During the 2019 election campaign, Dennis King's Progressive Conservatives promised that work on replacing the Hillsborough Hospital, a 69-bed acute care psychiatric hospital, would begin immediately. That was four and a half years ago.
After supply chain issues and difficulty securing contractors, Walker said shovels could be in the ground early next year.
"The market is so filled with projects that we need to do things that we haven't done probably three years ago," he told MLAs. "We're having to change the way we do business right now."
Project costs have also increased greatly as work was delayed.
One of the last two buildings to be constructed will be equipped and staffed for 24 beds.
A bigger one, replacing the Hillsborough Hospital, will have 64 beds.
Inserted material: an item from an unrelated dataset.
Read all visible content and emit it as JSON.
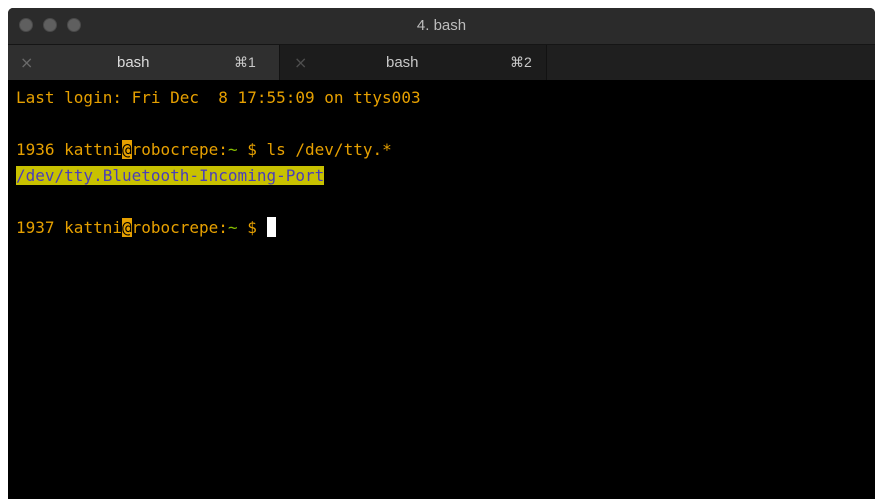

Some opposition members are still skeptical about the new timeline, with Green MLA Peter Bevan-Baker asking the committee meeting: "Why should we have confidence that 2027 is actually going to be the date?"
In an interview after his committee appearance, Walker said "the other pieces of infrastructure" had to be designed and constructed before the hospital could be built.
"Otherwise the beds might have been tripled — or even more so — in the acute care [facility]," he said. "So these other buildings are coming online."
A Health P.E.I. official told the MLAs that clients are still getting what they need in terms of mental health and addictions care while the campus is under construction.
As well, the province announced late Wednesday that the new Mental Health and Addictions Emergency Room attached to the Queen Elizabeth Hospital will open by February.
In the next five years, Health P.E.I. says it needs to hire for 150 positions on the new mental health campus, which it said will be a world class facility — somewhere people will want to work.